Code of Practice to eliminate halocarbon emissions from refrigeration and air conditioning systems: preface


In 1987, Canada signed an international multilateral environmental treaty, the Montreal Protocol on Substances that Deplete the Ozone Layer (Montreal Protocol). This Protocol has universal participation, having been signed and ratified by 197 countries to date. Under the Montreal Protocol, parties have been phasing out the production and consumption of a wide range of chemicals that are known to contribute to the depletion of the ozone layer, including chlorofluorocarbons (CFCs) and hydrochlorofluorocarbons (HCFCs). The phase-out of these ozone-depleting substances (ODSs) has resulted in an increase in the use of halocarbon alternative substances such as hydrofluorocarbons (HFCs) and perfluorocarbons (PFCs), which are now known to be greenhouse gases. Alternative substances are available today, and thus a proactive approach to pollution prevention continues to be necessary.

At the federal level, Canada controls the production, import, export, sale, offer for sale and certain uses of ODSs through the provisions of the Ozone-depleting Substances Regulations, 1998. While the production and importation of virgin ozone-depleting substances are controlled and largely phased out, sizeable volumes continue to exist in systems such as large commercial building chillers, domestic appliances and mobile air conditioning systems. The federal government enacted the Federal Halocarbon Regulations, 2003 to prevent and reduce the releases of halocarbons at federal facilities and on federal and Aboriginal lands. Provinces and territories also have measures in place to minimize releases of ODSs.

The Code of Practice for the Reduction of Chlorofluorocarbon (CFC) Emissions from Refrigeration and Air Conditioning Systems, published in March 1991 (1991 code of practice), was the first edition of Environment Canada's code of practice. Its publication was part of an action plan implemented by Environment Canada that aimed to reduce CFC emissions by major industries. It covered the following three types of systems: commercial and industrial, residential, and mobile air conditioning. It was based mainly on a document published by the Commission of European Communities (Report EUR 9509 EN). Its development was also guided by the Refrigerants Order of the National Swedish Environmental Protection Board (draft; October 1988) and the Action Guidelines of the Heating, Refrigerating and Air Conditioning Institute of Canada, and it reflected input from various Canadian industrial and governmental bodies.

The Environmental Code of Practice for Elimination of Fluorocarbon Emissions from Refrigeration and Air Conditioning Systems, published in 1996 (1996 code of practice), replaced the 1991 code of practice. It covered two additional types of systems: mobile refrigeration and heavy-duty mobile air conditioning. It also added a section on strategic planning. The 1991 code of practice was revised to reflect the national and global commitment to pollution prevention as well as the objectives of the National Action Plan for the Environmental Control of Ozone-Depleting Substances (ODS) and their Halocarbon Alternatives. It was expanded to include HCFCs and HFCs, and it was meant to be a guideline for manufacturers, contractors, service providers, environmental monitors and regulators. The 1996 code of practice was developed in consultation with stakeholders from various sectors.

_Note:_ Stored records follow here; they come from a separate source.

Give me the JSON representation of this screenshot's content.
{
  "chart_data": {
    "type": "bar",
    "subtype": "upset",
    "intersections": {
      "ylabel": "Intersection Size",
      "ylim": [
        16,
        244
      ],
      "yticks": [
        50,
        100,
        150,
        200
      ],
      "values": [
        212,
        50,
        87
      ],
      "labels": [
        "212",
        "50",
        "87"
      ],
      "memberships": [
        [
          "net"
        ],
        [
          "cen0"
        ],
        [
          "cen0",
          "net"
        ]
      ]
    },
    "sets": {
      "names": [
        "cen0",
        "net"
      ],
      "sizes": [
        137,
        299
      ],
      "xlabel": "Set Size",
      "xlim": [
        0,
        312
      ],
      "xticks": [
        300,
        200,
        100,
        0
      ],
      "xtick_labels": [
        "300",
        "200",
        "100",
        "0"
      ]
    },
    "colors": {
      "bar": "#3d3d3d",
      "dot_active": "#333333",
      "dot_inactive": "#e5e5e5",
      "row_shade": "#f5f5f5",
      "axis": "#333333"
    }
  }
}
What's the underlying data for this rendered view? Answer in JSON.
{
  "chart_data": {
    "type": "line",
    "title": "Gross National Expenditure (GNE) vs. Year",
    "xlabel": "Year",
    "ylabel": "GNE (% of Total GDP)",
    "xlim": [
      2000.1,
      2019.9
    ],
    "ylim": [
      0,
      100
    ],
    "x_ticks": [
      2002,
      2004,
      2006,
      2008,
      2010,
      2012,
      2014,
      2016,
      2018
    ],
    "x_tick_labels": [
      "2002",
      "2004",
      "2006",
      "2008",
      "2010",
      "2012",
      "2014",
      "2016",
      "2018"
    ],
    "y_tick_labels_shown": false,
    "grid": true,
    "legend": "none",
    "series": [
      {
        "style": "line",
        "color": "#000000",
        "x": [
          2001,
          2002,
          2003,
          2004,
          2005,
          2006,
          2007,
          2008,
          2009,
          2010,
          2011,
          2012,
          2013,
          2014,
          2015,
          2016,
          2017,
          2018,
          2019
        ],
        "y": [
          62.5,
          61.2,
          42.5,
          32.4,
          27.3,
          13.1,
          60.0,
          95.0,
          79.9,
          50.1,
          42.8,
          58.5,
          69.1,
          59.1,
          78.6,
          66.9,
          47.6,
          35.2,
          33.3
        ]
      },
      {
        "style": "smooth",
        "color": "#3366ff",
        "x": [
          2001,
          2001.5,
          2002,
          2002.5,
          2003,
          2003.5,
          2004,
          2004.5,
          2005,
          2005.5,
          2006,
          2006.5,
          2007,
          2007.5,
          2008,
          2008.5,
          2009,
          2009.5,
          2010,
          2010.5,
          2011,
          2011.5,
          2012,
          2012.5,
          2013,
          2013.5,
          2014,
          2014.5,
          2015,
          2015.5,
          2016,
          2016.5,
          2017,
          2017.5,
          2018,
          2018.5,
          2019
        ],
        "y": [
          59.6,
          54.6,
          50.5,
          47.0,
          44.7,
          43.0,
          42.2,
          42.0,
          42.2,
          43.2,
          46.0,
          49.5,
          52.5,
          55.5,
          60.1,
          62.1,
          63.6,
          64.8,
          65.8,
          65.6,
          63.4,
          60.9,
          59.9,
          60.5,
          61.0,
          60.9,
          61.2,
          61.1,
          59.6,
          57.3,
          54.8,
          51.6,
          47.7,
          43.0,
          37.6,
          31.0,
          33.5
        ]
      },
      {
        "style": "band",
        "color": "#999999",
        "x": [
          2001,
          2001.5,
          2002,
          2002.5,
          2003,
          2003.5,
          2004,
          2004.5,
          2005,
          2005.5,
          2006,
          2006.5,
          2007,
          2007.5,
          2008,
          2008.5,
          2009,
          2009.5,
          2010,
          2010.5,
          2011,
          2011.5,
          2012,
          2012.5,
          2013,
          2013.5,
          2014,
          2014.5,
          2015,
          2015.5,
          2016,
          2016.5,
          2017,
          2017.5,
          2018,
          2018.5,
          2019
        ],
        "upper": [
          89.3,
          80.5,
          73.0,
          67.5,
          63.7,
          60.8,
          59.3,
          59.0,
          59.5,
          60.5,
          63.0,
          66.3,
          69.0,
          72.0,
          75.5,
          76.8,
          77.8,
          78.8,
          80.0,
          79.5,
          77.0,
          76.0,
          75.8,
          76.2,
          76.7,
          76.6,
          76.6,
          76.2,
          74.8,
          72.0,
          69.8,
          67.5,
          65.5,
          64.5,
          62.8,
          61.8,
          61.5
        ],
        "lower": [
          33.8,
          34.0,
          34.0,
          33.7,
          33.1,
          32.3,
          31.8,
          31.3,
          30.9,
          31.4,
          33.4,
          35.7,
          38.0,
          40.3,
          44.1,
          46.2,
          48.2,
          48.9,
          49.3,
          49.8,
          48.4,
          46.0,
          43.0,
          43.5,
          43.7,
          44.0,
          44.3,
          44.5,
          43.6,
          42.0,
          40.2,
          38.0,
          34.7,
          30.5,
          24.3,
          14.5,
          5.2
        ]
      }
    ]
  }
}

The 2013 draft of the Environmental Code of Practice for the Elimination of Halocarbon Emissions from Refrigeration and Air Conditioning Systems updates and replaces the 1996 code of practice. As with the earlier versions, it is a complement to federal, provincial and territorial measures to minimize and eliminate emissions of certain halocarbons by introducing best practices in the cooling industry. The 2013 draft code covers the design, installation and servicing of stationary and mobile refrigeration and air conditioning systems. It also covers training requirements.

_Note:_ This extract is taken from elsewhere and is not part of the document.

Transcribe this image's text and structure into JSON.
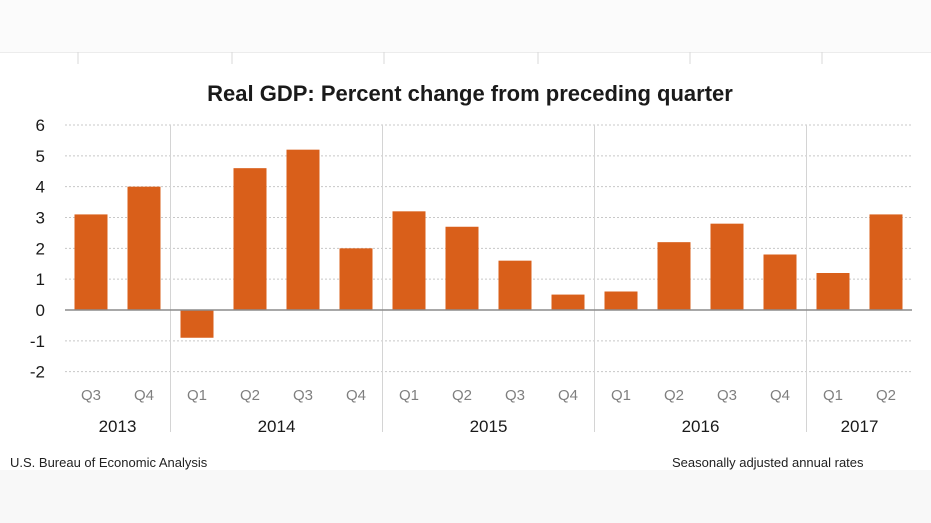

This code applies to stationary and mobile refrigeration and air conditioning systems that use halocarbons at federal facilities and on Aboriginal land. In some jurisdictions, the code of practice is incorporated into regulations, resulting in some or all of the sections of the code becoming mandatory requirements. Under the Federal Halocarbon Regulations, 2003, a person who installs, services, leak tests, charges or performs work that may result in the release of a halocarbon must do so in accordance with the current code of practice.